A number of properties of sequences will be useful in the following discussion.

  • First, events in a sequence can be unique or they can repeat. A sequence in which events cannot repeat, one that samples the universe without replacement, is "non-recurrent." The length of such a sequence cannot exceed the size of the universe; it will not equal that size if certain events do not happen. A sequence in which events can repeat - that is, a sequence that samples the universe of events with replacement - is a "recurrent sequence." The length of a recurrent sequence has no limit, but is typically set by some sampling frame - a lifetime, a wave of data collection, or something similar.
  • Second, sequences can have dependence between their states. The most familiar examples of this are stochastic processes, in which the n+1th element of the sequence is some specified function of the nth or perhaps earlier elements. With a finite universe and a scalar probability of any given n+1th state after any given nth state, we have the simplest such case, the Markov process. There are of course many more complicated arrangements, particularly when the universe is infinite or continuous, as with interval-valued variables. There we may find higher-order autoregressive schemes, moving averages schemes, schemes introducing error, and so on. By contrast, there may on the other hand be minimal inter-state dependence, as in the example of the order of prayers in the Roman, Milanese, Syriac and other rites of the various Catholic churches.

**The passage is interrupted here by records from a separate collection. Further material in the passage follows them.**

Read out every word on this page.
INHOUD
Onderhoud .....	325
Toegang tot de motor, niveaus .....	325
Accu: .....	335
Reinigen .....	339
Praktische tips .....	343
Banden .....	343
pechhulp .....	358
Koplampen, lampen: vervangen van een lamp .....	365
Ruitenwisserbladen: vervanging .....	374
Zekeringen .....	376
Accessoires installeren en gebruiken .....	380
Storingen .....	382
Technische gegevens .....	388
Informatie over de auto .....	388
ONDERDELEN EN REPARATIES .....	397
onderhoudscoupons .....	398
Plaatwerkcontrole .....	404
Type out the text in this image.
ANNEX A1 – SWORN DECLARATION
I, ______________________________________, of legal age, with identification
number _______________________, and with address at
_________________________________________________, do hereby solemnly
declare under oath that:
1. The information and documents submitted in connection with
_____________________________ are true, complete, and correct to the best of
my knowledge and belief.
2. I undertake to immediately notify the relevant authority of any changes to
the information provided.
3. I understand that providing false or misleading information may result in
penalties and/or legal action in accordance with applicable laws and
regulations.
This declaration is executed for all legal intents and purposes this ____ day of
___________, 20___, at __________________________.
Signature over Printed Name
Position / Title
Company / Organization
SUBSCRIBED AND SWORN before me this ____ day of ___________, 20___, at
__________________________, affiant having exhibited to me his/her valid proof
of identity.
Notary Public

  • Third, there can be varying degrees of dependence between various whole sequences. As Harrison White noted in Chains of Opportunity (1970), we sometimes have sequences in which the occurrence of an event in any one sequence prevents that occurrence in any other; there can be only one Editor of the American Journal of Sociology at once, for example. This is true in a looser form for phemonena like "upper-classness" or "working in the farm sector" where larger constraints, usually conceptualized in sociology as "constraints on the marginals," limit possibilities across sequences.
  • Fourth, sequence can be investigated either for itself or as an independent or dependent variable. Sometimes we are interested simply in the patterns in a collection of sequences. Other times we wish to know how prior event sequence affects the immediate future, as when we try to predict joblessness given prior sequence of job experiences. Still other times we wish to know what accounts for different sequences of behavior - what prior variables, for example, lead to descending spirals into criminality?

These four properties form a useful framework for analysis. In looking across the various sequence literatures, we shall see that some involve recurrent, others non-recurrent sequences. Some look for dependence within sequences, some between. Some consider sequence for itself, others for its origins, still others for its causal power.